道元禅師が、禅の修行道場において食を司る典座の心得を説いた『典座教訓』にこの言葉があります。

道元禅師は、修行僧の食事を世話する典座の職を非常に重要であると考え、『典座教訓』では典座の役割や心構えから、作法、手順など、経験談などを交え事細かく示されています。

道元禅師は24歳で中国(当時の宋)に留学され諸山を遍歴されますが、以下は、寧波の天童山で修行されていたころのエピソードです。

当時、天童山では、地元出身の用という名の僧が典座の職についていました。
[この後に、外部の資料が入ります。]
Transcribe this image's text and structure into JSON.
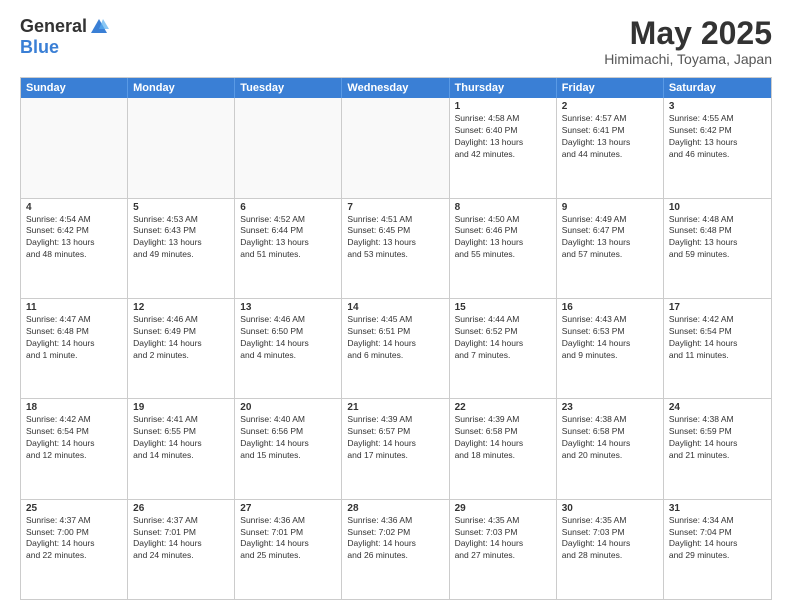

道元禅師が昼食をすませ、東の廊下を通り超然斉という場所へ移動していたところ、仏殿の前で用典座が海藻を干していたところを見かけました。杖で体を支え、日除けの笠もつけておらず、日差しは強く敷き瓦も焼けるように熱くなっていました。大汗を流しながら歩き回り、一心不乱に海藻を干していて姿はたいへん苦しそうでありました。背中は弓のように曲がり、眉は鶴のように白かったのです。道元禅師は用典座に近づき歳を尋ねると、用典座は「68歳です」と答えられました。禅師は「どうしてそんなお年なのに、下の役の者や雇い人を使わないのですか」と問うと、典座は「他は是れ吾れにあらず(他人がしたことは私のしたことにはなりません)」と。さらに「ご老僧、確かにそのとおりです。しかし、太陽がこんなにも熱い中、どうして今このようにするのですか」と問うと、典座は「更に何れの時をか待たん(この時を逃して、いつやれというのか)」と答えました。道元禅師はこの言葉を聞いて、何も言えなくなりました。そして廊下を歩きながら、典座という職が、いかに重要なものかということを悟られました。

「他は是れ吾れにあらず」

今、自分がやろうとしていることは、自分にしかできません。まして、人任せにしてみては自分のやったことにはなりません。

修行も同様です。どんなにお釈迦さまの教えや禅の言葉を学んでも、自分の体を以って実践しなければ、修行したことにはなりません。

修行とは実践することです。それは今、この時に行わなければなりません。

曹洞宗では修行と悟りは同一のものと考えます。修行をしている時、それこそが悟りの時なのです。日々の生活、洗面、食事、作務、入浴、トイレにわたるまで全てが修行なのです。だからこそ、一つ一つの行いを自分のこととして丁寧に精一杯行わねければならないのです。